The New York Yankees and free-agent pitcher Gerrit Cole this week agreed to terms on a massive nine-year, $324 million contract. Here's one way to put that number of dollars into context: It is more than the Braves have guaranteed to all players currently under contract with the team for all future seasons.
The Braves have guaranteed about $306 million to all players in future seasons, or $18 million less than the Yankees guaranteed one player.
The Braves' guaranteed contracts at this point include $101 million for 2020, $67 million for 2021, $34 million for 2022, $25 million for 2023, $24 million for 2024, $24 million for 2025, $21 million for 2026 and $10 million for 2027. Those figures don't include non-guaranteed money, such as club option years in contracts and projected arbitration-set salaries (which are not fully guaranteed until the player is on the opening-day roster).
Cole’s contract is the largest ever for a pitcher in total dollars (eclipsing the seven-year, $245 million deal Stephen Strasburg got from the Washington Nationals a day earlier), the largest for any player in average annual value ($36 million, topping outfielder Mike Trout’s $35.5 million-per-year deal with the Los Angeles Angels) and the fourth largest for any player in total dollars (the largest being Trout’s 12-year, $426.5 million contract).
The Braves have been active so far this offseason, albeit choosing to buy well outside baseball's economic stratosphere.
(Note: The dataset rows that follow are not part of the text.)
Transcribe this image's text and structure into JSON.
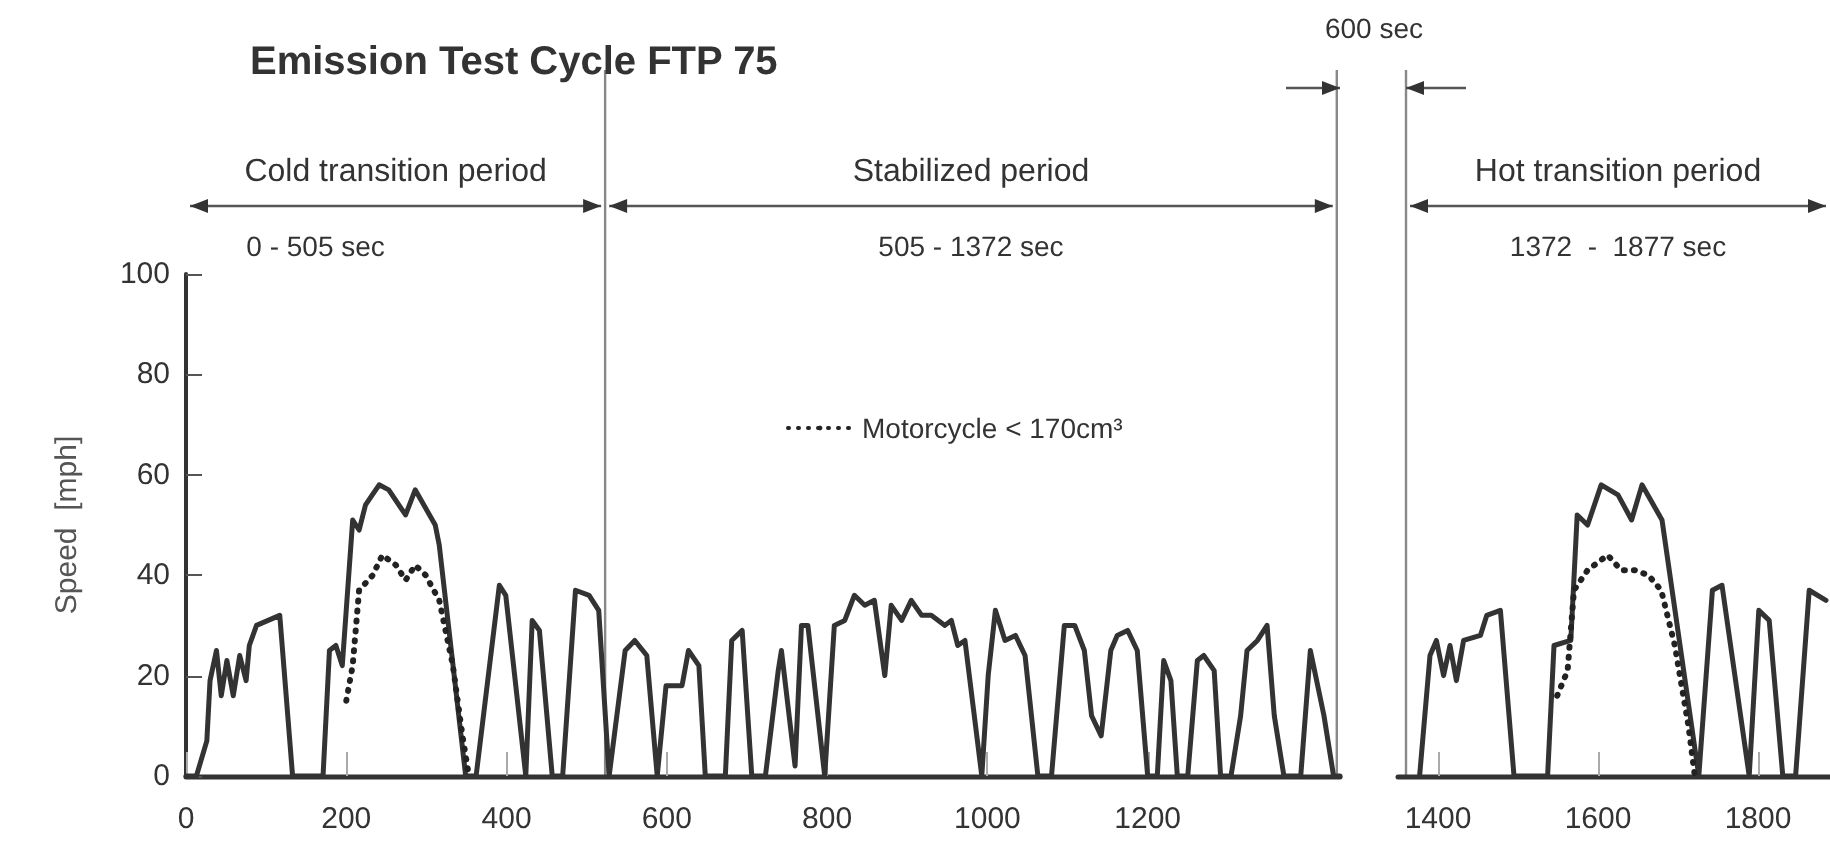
{
  "chart_data": [
    {
      "type": "line",
      "title": "Emission Test Cycle FTP 75",
      "ylabel": "Speed  [mph]",
      "xlim": [
        0,
        1440
      ],
      "xticks": [
        0,
        200,
        400,
        600,
        800,
        1000,
        1200
      ],
      "ylim": [
        0,
        100
      ],
      "yticks": [
        0,
        20,
        40,
        60,
        80,
        100
      ],
      "grid": false,
      "legend": "top",
      "marker": "none",
      "series": [
        {
          "color": "#333333",
          "line_style": "solid",
          "x": [
            0,
            13,
            26,
            30,
            38,
            44,
            51,
            59,
            67,
            75,
            79,
            88,
            117,
            133,
            171,
            179,
            187,
            195,
            208,
            216,
            224,
            241,
            253,
            274,
            286,
            311,
            316,
            349,
            362,
            391,
            399,
            424,
            432,
            441,
            457,
            470,
            486,
            503,
            515,
            528,
            548,
            560,
            575,
            588,
            599,
            619,
            627,
            640,
            648,
            673,
            681,
            694,
            706,
            723,
            739,
            743,
            760,
            768,
            776,
            797,
            809,
            822,
            834,
            847,
            859,
            872,
            880,
            893,
            905,
            918,
            930,
            947,
            955,
            963,
            972,
            993,
            1001,
            1010,
            1022,
            1035,
            1047,
            1063,
            1080,
            1096,
            1109,
            1121,
            1130,
            1142,
            1154,
            1162,
            1175,
            1187,
            1200,
            1212,
            1220,
            1229,
            1237,
            1250,
            1262,
            1270,
            1283,
            1291,
            1304,
            1316,
            1324,
            1337,
            1349,
            1358,
            1370,
            1391,
            1403,
            1420,
            1432,
            1440
          ],
          "values": [
            0,
            0,
            7,
            19,
            25,
            16,
            23,
            16,
            24,
            19,
            26,
            30,
            32,
            0,
            0,
            25,
            26,
            22,
            51,
            49,
            54,
            58,
            57,
            52,
            57,
            50,
            46,
            0,
            0,
            38,
            36,
            0,
            31,
            29,
            0,
            0,
            37,
            36,
            33,
            0,
            25,
            27,
            24,
            0,
            18,
            18,
            25,
            22,
            0,
            0,
            27,
            29,
            0,
            0,
            21,
            25,
            2,
            30,
            30,
            0,
            30,
            31,
            36,
            34,
            35,
            20,
            34,
            31,
            35,
            32,
            32,
            30,
            31,
            26,
            27,
            0,
            20,
            33,
            27,
            28,
            24,
            0,
            0,
            30,
            30,
            25,
            12,
            8,
            25,
            28,
            29,
            25,
            0,
            0,
            23,
            19,
            0,
            0,
            23,
            24,
            21,
            0,
            0,
            12,
            25,
            27,
            30,
            12,
            0,
            0,
            25,
            12,
            0,
            0
          ]
        },
        {
          "name": "Motorcycle < 170cm³",
          "color": "#222222",
          "line_style": "dotted",
          "x": [
            200,
            208,
            216,
            233,
            245,
            262,
            274,
            286,
            299,
            316,
            333,
            345,
            353
          ],
          "values": [
            15,
            22,
            37,
            40,
            44,
            42,
            39,
            42,
            40,
            35,
            22,
            8,
            0
          ]
        }
      ],
      "ref_lines": [
        {
          "axis": "x",
          "value": 523,
          "label": null,
          "color": "#888888"
        },
        {
          "axis": "x",
          "value": 1436,
          "label": null,
          "color": "#888888"
        }
      ],
      "annotations": [
        "Cold transition period",
        "0 - 505 sec",
        "Stabilized period",
        "505 - 1372 sec"
      ]
    },
    {
      "type": "line",
      "xlim": [
        1350,
        1890
      ],
      "xticks": [
        1400,
        1600,
        1800
      ],
      "ylim": [
        0,
        100
      ],
      "tick_labels": "x",
      "grid": false,
      "marker": "none",
      "series": [
        {
          "color": "#333333",
          "line_style": "solid",
          "x": [
            1377,
            1390,
            1398,
            1407,
            1415,
            1423,
            1432,
            1453,
            1461,
            1478,
            1495,
            1537,
            1545,
            1566,
            1574,
            1587,
            1604,
            1625,
            1642,
            1655,
            1680,
            1726,
            1743,
            1755,
            1789,
            1801,
            1814,
            1831,
            1847,
            1864,
            1885
          ],
          "values": [
            0,
            24,
            27,
            20,
            26,
            19,
            27,
            28,
            32,
            33,
            0,
            0,
            26,
            27,
            52,
            50,
            58,
            56,
            51,
            58,
            51,
            0,
            37,
            38,
            0,
            33,
            31,
            0,
            0,
            37,
            35
          ]
        },
        {
          "color": "#222222",
          "line_style": "dotted",
          "x": [
            1549,
            1562,
            1570,
            1587,
            1612,
            1629,
            1646,
            1663,
            1679,
            1696,
            1713,
            1721
          ],
          "values": [
            16,
            21,
            37,
            41,
            44,
            41,
            41,
            40,
            37,
            26,
            10,
            0
          ]
        }
      ],
      "ref_lines": [
        {
          "axis": "x",
          "value": 1360,
          "label": null,
          "color": "#888888"
        }
      ],
      "annotations": [
        "Hot transition period",
        "1372  -  1877 sec",
        "600 sec"
      ]
    }
  ]
}
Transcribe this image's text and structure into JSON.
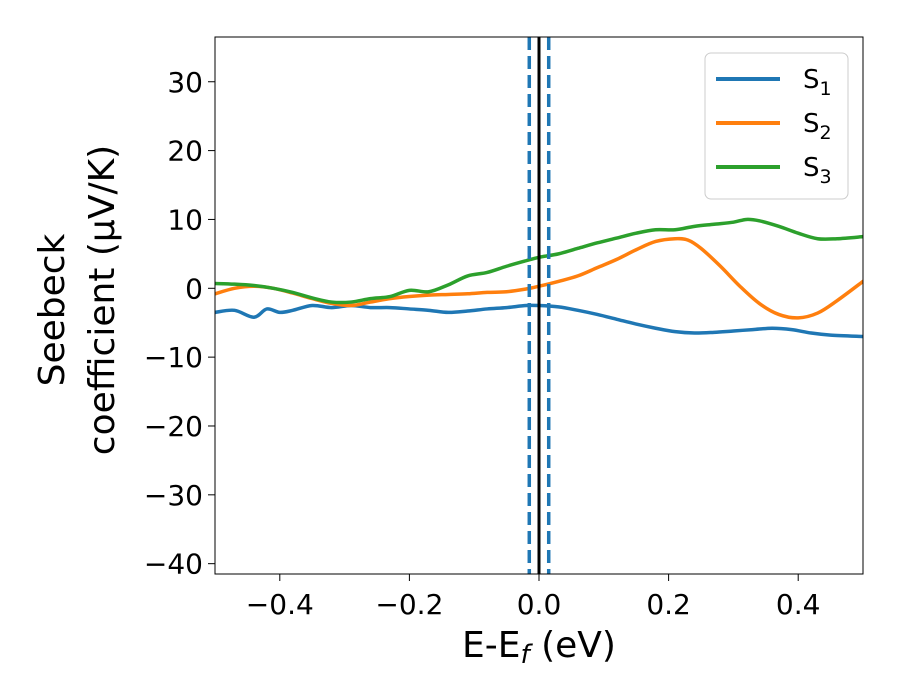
{
  "chart_data": {
    "type": "line",
    "xlabel": "E-E",
    "xlabel_sub": "f",
    "xlabel_unit": " (eV)",
    "ylabel_line1": "Seebeck",
    "ylabel_line2": "coefficient  (μV/K)",
    "xlim": [
      -0.5,
      0.5
    ],
    "ylim": [
      -41.5,
      36.5
    ],
    "xticks": [
      -0.4,
      -0.2,
      0.0,
      0.2,
      0.4
    ],
    "xtick_labels": [
      "−0.4",
      "−0.2",
      "0.0",
      "0.2",
      "0.4"
    ],
    "yticks": [
      -40,
      -30,
      -20,
      -10,
      0,
      10,
      20,
      30
    ],
    "ytick_labels": [
      "−40",
      "−30",
      "−20",
      "−10",
      "0",
      "10",
      "20",
      "30"
    ],
    "grid": false,
    "legend_position": "top-right",
    "vlines": [
      {
        "x": 0.0,
        "style": "solid",
        "color": "#000000"
      },
      {
        "x": -0.015,
        "style": "dashed",
        "color": "#1f77b4"
      },
      {
        "x": 0.015,
        "style": "dashed",
        "color": "#1f77b4"
      }
    ],
    "series": [
      {
        "name": "S",
        "sub": "1",
        "color": "#1f77b4",
        "x": [
          -0.5,
          -0.47,
          -0.44,
          -0.42,
          -0.4,
          -0.38,
          -0.35,
          -0.32,
          -0.29,
          -0.26,
          -0.23,
          -0.2,
          -0.17,
          -0.14,
          -0.11,
          -0.08,
          -0.05,
          -0.02,
          0.0,
          0.03,
          0.06,
          0.09,
          0.12,
          0.15,
          0.18,
          0.21,
          0.24,
          0.27,
          0.3,
          0.33,
          0.36,
          0.39,
          0.42,
          0.45,
          0.5
        ],
        "y": [
          -3.5,
          -3.2,
          -4.2,
          -3.0,
          -3.5,
          -3.2,
          -2.5,
          -2.8,
          -2.5,
          -2.8,
          -2.8,
          -3.0,
          -3.2,
          -3.5,
          -3.3,
          -3.0,
          -2.8,
          -2.5,
          -2.5,
          -2.7,
          -3.2,
          -3.8,
          -4.5,
          -5.2,
          -5.8,
          -6.3,
          -6.5,
          -6.4,
          -6.2,
          -6.0,
          -5.8,
          -6.0,
          -6.5,
          -6.8,
          -7.0
        ]
      },
      {
        "name": "S",
        "sub": "2",
        "color": "#ff7f0e",
        "x": [
          -0.5,
          -0.47,
          -0.44,
          -0.41,
          -0.38,
          -0.35,
          -0.32,
          -0.29,
          -0.26,
          -0.23,
          -0.2,
          -0.17,
          -0.14,
          -0.11,
          -0.08,
          -0.05,
          -0.02,
          0.0,
          0.03,
          0.06,
          0.09,
          0.12,
          0.15,
          0.18,
          0.21,
          0.23,
          0.25,
          0.28,
          0.31,
          0.34,
          0.37,
          0.4,
          0.43,
          0.46,
          0.5
        ],
        "y": [
          -0.8,
          0.0,
          0.3,
          0.0,
          -0.7,
          -1.5,
          -2.2,
          -2.5,
          -2.0,
          -1.5,
          -1.2,
          -1.0,
          -0.9,
          -0.8,
          -0.6,
          -0.5,
          -0.1,
          0.3,
          1.0,
          1.8,
          3.0,
          4.2,
          5.6,
          6.8,
          7.2,
          7.0,
          5.8,
          3.2,
          0.3,
          -2.2,
          -3.8,
          -4.3,
          -3.6,
          -1.8,
          1.0
        ]
      },
      {
        "name": "S",
        "sub": "3",
        "color": "#2ca02c",
        "x": [
          -0.5,
          -0.47,
          -0.44,
          -0.41,
          -0.38,
          -0.35,
          -0.32,
          -0.29,
          -0.26,
          -0.23,
          -0.2,
          -0.17,
          -0.14,
          -0.11,
          -0.08,
          -0.05,
          -0.02,
          0.0,
          0.03,
          0.06,
          0.09,
          0.12,
          0.15,
          0.18,
          0.21,
          0.24,
          0.27,
          0.3,
          0.32,
          0.34,
          0.37,
          0.4,
          0.43,
          0.46,
          0.5
        ],
        "y": [
          0.7,
          0.6,
          0.4,
          0.0,
          -0.6,
          -1.4,
          -2.0,
          -2.0,
          -1.5,
          -1.2,
          -0.3,
          -0.5,
          0.5,
          1.8,
          2.3,
          3.2,
          4.0,
          4.5,
          5.0,
          5.8,
          6.6,
          7.3,
          8.0,
          8.5,
          8.5,
          9.0,
          9.3,
          9.6,
          10.0,
          9.8,
          9.0,
          8.0,
          7.2,
          7.2,
          7.5
        ]
      }
    ]
  }
}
They have signed three free agents from other organizations (relief pitcher Will Smith, starting pitcher Cole Hamels and catcher Travis d'Arnaud) and have re-signed four players from last year's team (relievers Chris Martin and Darren O'Day, catcher Tyler Flowers and outfielder Nick Markakis). Those seven contracts, ranging from one to three years, have a total value of $98 million over the full length of the deals – substantial, but collectively only about 30% of the Cole contract or 40% of the Strasburg deal.
Including signed players, arbitration-eligible players and pre-arbitration players, the Braves' projected 2020 payroll currently stands at about $130 million, with more additions, foremost a power-hitting third baseman or outfielder, needed.